Some small hospitals argue that the guidelines are outdated, pointing out that emergency bypass surgery is needed in only about 0.3% of angioplasty patients. They say they need to include elective procedures in their mix in order to survive economically and to keep staff skills high.
Kutcher says that despite a lack of studies showing it is safe, more and more U.S. hospitals are performing angioplasty without surgical backup.
Well-Run Centers Studied
For the new study, the researchers looked at information from the National Cardiovascular Data Registry, to which hospitals voluntarily submit data.
Results showed that the angioplasty procedure was a success at 94% of hospitals that didn't have surgical backup and 93% of centers that did -- a difference so small it could have been due to chance.
Fewer than four of every 1,000 patients in both groups needed emergency bypass surgery. There were also similar rates of complications (6.4% vs. 6.3%, respectively) and deaths (1.8% vs. 1.2%).
Kutcher says that the hospitals with off-site programs studied probably represent the cream of the crop. A total of 92% were prepared to do angioplasty 24/7. In 75% of cases, the hospital where patients were taken in case of an emergency was less than 30 minutes away.
Plus, the fact that they voluntarily submitted data to the national database shows a commitment to quality, Kutcher says.
"These medical centers are very accomplished and represent the premier programs offering PCI with off-site cardiac surgical backup," he says. "And they are doing angioplasty for the right reasons: to improve outcomes for heart attack patients and to better serve patients in remote geographic areas."
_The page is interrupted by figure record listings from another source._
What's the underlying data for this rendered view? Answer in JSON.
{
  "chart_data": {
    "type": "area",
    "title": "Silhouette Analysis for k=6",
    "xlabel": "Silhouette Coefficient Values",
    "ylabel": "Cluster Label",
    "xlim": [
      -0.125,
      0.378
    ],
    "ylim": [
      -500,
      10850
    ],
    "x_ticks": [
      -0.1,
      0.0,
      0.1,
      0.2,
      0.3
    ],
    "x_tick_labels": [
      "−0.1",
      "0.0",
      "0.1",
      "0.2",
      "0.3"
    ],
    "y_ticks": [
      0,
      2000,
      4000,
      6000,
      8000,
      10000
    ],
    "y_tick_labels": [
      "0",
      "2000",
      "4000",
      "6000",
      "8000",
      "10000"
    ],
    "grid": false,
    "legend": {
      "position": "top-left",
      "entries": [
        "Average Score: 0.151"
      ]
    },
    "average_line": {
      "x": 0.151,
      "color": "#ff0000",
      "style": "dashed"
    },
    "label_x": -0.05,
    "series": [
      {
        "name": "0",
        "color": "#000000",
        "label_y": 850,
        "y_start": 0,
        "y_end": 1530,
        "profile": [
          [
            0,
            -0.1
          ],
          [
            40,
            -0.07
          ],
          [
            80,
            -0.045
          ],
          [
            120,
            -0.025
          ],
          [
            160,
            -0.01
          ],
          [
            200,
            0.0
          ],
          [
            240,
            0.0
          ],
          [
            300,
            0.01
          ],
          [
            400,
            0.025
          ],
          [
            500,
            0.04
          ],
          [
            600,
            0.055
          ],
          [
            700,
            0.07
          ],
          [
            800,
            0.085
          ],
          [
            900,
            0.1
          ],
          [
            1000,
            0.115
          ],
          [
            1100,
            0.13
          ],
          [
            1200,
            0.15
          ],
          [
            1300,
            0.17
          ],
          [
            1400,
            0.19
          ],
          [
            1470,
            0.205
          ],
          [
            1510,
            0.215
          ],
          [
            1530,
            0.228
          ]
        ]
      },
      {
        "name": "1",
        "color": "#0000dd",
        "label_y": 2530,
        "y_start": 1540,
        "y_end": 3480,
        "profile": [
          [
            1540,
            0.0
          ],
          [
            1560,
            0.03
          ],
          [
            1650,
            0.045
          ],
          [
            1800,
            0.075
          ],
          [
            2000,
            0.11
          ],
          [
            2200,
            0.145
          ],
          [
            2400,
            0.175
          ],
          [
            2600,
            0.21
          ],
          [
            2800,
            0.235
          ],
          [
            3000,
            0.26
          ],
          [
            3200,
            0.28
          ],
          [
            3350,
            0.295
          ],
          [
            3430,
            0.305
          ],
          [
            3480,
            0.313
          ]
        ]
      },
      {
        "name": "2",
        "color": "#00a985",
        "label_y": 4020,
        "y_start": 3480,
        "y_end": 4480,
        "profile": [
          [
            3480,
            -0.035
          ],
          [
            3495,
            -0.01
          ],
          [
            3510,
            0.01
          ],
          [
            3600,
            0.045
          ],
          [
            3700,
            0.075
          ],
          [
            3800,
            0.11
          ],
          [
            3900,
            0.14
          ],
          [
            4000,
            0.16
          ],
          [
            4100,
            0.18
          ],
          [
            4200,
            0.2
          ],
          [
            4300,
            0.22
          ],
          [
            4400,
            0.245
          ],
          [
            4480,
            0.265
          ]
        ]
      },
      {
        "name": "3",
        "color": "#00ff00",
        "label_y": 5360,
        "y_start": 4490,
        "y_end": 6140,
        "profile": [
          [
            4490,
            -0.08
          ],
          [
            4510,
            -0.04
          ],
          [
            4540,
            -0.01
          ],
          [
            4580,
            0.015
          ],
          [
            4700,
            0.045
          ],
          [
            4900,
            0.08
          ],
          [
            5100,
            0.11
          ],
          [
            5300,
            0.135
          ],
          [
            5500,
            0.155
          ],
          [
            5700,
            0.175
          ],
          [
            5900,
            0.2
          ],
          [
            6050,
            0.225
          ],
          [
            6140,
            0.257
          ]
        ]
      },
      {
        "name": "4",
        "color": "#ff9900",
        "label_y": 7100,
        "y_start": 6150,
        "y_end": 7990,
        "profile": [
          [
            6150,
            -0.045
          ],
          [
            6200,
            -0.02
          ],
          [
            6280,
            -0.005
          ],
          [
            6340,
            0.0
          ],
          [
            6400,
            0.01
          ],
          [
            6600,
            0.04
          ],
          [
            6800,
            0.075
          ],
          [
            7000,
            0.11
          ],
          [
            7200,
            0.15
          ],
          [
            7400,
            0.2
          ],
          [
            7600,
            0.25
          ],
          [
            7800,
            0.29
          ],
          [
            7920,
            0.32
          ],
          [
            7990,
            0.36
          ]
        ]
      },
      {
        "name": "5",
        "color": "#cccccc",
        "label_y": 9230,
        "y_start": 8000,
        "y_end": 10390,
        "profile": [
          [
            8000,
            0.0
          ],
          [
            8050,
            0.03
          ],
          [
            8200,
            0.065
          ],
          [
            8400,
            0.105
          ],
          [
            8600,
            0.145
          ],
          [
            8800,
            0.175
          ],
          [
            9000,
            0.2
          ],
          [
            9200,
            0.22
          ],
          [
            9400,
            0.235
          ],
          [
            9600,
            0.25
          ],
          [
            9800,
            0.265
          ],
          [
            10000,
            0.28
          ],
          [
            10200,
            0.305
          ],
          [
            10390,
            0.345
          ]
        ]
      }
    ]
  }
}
A Change in Angioplasty Guidelines?
SCAI President Bonnie Wiener, MD, director of interventional research at Saint Vincent Hospital in Worcester, Mass., says the findings could lead to a re-examination of the guidelines.
"In the right circumstances, with the right quality and systems in place, angioplasty without onsite surgery can be safe and effective," she tells WebMD.
But what the researchers do not want is a "wild expansion of offsite [angioplasty] programs" in urban areas that already have a lot of hospitals with surgical backup, Kutcher says.
So what should you do if you or a family member has an elective angioplasty coming up and there's no center with surgical backup nearby?
First, ask how long it will take to get to the closest center that offers bypass surgery, Kutcher says. If it's more than 90 minutes away, explore other options, he advises.
Regardless of whether backup is available, ACC guidelines recommend that you go to a hospital that does at least 200 procedures a year. The cardiac interventionalist should do 75 or more procedures annually, Kutcher says.
In the study, only 30% of programs without surgical backup performed more than 200 procedures annually.
Also, ask if the interventionalist is board certified and if the hospital reports its success rates to the National Cardiovascular Data Registry or is otherwise reviewed by independent doctors, Kutcher advises. Both are signs of well-run, quality programs, he says.